A solução encontrada nos livros textos é simplesmente dizer que há duas leis fisicas: uma (Equação de Schrödinger) para situações em que não há medição, e outra (Postulado do Colapso) quando há. Se aceitamos esta solução, precisamos de uma definição precisa de “medida” para sabermos qual lei utilizar e quando. E isto não é fácil, uma vez que o aparato de medida é também um sistema quântico composto de partículas fundamentais que, a princípio, também obedecem à Equação de Schrödinger, isto é, nada diferencia a interação de medida de uma interação normal. Este problema é o que ficou conhecido como problema da medida. Como diria Bell,
“Parece que a teoria preocupa-se exclusivamente sobre 'resultados da medição', e não tem nada a dizer sobre qualquer outra coisa. O que exatamente qualifica alguns sistemas físicos para desempenhar o papel de ‘medidor’? A função de onda do mundo esperava para colapsar até um ser vivo unicelular aparecer? Ou teve que esperar um pouco mais, por algum sistema melhor qualificado [... ] com um doutorado? Se a teoria é aplicável a qualquer coisa, e não apenas operações de laboratório altamente idealizadas, não somos obrigados a admitir que processos 'de medição' estão acontecendo mais ou menos o tempo todo, mais ou menos em todos os lugares? Não temos então o colapso da função de onda o tempo todo?”
A interpretação da consciência é uma tentativa de resolver este problema. Para Wigner, o principal defensor desta teoria, a consciência humana é que causa o colapso do vetor de estado. Por isto não ocorre estados em que acreditamos que o resultado foi um e também acreditamos que foi outro; por isto o gato, na experiência do gato de Schrödinger, nunca está vivo e morto ao mesmo tempo quando o observamos*. Nesta interpretação, temos um mundo dual, um mundo composto de sistemas físicos, outro por seres conscientes.
Uma exigência razoável a ser feita a esta teoria é que seja definido “consciência” e no que ela difere de sistemas físicos usuais, assim como exigimos antes uma definição de “medida”. No entanto, não é muito claro como esta definição possa ser feita, e este é um dos motivos pelo qual ela foi abandonada. David Albert jocosamente lembra de uma conferência que Wigner defendia que humanos têm consciência, e cachorros também, mas não ratos.
É bom salientar que nesta visão a consciência NÃO pode ser produto do nosso mundo físico, pois no caso dela ser constituída de partículas, também se aplicaria a ela a Eq. de Schrödinger.
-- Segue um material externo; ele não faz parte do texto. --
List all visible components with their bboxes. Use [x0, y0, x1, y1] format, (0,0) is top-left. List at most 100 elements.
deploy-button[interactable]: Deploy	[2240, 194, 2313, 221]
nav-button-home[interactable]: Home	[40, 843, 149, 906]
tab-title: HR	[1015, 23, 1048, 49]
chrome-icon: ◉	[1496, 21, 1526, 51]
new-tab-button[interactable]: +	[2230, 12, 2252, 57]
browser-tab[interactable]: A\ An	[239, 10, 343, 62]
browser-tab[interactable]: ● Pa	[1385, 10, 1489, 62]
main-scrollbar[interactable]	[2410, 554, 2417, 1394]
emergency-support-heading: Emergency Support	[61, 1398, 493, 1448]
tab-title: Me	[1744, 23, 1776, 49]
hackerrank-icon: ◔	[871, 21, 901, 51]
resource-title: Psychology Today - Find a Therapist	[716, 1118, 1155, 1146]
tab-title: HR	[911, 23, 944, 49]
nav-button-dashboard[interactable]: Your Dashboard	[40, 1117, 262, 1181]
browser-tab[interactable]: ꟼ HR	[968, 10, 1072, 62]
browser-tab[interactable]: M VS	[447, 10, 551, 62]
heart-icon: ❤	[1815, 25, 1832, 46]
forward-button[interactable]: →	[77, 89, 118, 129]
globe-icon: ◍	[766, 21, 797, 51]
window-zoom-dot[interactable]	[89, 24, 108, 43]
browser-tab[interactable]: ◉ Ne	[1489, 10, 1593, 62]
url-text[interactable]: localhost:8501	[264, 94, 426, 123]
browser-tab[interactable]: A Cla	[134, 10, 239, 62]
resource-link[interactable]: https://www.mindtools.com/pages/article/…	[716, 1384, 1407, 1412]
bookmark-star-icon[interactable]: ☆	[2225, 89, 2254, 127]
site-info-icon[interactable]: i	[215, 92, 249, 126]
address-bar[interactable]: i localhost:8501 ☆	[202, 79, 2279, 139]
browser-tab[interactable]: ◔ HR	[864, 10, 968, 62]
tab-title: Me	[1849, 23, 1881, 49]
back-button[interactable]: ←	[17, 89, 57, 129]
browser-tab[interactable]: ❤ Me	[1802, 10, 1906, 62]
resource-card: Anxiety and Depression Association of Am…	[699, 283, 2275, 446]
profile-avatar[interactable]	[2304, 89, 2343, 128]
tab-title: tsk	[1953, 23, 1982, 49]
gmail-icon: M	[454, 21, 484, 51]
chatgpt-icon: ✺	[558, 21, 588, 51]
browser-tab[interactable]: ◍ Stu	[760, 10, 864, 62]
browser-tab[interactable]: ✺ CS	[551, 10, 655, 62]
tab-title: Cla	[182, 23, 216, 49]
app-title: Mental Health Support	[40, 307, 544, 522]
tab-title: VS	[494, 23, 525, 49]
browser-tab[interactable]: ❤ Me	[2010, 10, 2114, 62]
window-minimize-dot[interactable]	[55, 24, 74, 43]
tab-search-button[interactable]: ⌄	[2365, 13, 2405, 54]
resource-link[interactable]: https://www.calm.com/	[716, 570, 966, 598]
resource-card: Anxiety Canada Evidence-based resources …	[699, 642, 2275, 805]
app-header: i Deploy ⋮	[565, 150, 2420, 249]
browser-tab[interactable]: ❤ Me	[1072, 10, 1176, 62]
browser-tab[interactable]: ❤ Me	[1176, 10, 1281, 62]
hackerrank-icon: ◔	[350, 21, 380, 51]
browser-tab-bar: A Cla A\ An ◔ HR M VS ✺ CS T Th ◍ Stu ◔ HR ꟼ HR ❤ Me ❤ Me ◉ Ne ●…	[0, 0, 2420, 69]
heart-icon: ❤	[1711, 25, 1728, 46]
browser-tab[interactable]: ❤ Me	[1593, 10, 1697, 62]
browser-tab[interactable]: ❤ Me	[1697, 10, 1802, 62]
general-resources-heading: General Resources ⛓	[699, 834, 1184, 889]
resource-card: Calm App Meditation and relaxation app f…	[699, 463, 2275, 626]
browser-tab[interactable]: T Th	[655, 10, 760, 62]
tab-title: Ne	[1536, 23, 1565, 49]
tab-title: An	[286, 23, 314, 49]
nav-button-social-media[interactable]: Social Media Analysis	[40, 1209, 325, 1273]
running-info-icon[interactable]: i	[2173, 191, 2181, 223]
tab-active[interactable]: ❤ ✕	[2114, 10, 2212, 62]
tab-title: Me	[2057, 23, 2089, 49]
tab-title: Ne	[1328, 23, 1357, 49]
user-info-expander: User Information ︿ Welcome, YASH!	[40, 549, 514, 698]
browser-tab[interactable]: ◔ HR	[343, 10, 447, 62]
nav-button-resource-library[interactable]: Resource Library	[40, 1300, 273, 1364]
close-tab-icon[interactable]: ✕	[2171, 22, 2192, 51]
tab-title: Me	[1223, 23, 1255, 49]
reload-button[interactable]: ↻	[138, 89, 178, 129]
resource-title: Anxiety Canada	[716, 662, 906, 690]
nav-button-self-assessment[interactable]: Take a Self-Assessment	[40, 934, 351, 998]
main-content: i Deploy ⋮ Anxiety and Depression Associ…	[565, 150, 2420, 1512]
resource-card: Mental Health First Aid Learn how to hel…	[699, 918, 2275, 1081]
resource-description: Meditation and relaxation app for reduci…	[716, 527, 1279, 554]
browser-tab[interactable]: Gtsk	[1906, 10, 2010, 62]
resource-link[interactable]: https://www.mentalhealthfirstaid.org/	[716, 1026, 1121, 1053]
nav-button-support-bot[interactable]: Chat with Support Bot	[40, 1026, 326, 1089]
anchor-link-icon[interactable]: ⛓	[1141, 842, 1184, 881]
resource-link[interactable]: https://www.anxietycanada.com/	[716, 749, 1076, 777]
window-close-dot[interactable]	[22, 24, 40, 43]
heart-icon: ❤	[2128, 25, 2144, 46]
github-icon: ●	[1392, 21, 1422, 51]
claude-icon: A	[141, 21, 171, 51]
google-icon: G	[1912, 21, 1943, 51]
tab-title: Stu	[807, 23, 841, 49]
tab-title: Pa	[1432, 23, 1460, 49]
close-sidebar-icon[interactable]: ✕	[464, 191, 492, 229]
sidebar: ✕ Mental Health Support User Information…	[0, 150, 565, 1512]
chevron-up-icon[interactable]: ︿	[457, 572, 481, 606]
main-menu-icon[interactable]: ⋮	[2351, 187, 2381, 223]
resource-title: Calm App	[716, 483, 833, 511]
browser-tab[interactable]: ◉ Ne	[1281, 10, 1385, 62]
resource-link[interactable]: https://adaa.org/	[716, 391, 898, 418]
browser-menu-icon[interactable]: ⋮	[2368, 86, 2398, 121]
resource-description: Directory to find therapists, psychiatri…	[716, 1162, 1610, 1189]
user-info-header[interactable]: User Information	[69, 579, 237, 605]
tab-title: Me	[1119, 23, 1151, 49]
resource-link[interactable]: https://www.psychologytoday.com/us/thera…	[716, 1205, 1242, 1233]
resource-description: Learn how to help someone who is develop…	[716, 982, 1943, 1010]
Deve ser algo com um que de mágico, magicamente posto em nós (por Deus?).
A visão do mundo que temos a partir dela é esquisítissima também. O universo tem quase 14 bilhões de ano; nossa espécie, nem um milhão. O universo ficou todo este tempo esperando um ser consciente para 'colapsar'? Um exemplo, em um estado de superposição da vida ter surgido ou não?
Pelo absurdo das duas hipóteses, e por existir melhores formas de interpretar a MQ, que esta interpretação não é mais defendida por ninguém na literatura do assunto.
* A rigor, em um estado de SUPERPOSIÇÃO de uma coisa e outra. Por incrível que pareça, é diferente. É um estado em que "spin z" não é bem definido; que perguntar qual o spin da partícula é como perguntar se o número 8 é casado. Na interpretação usual, digo.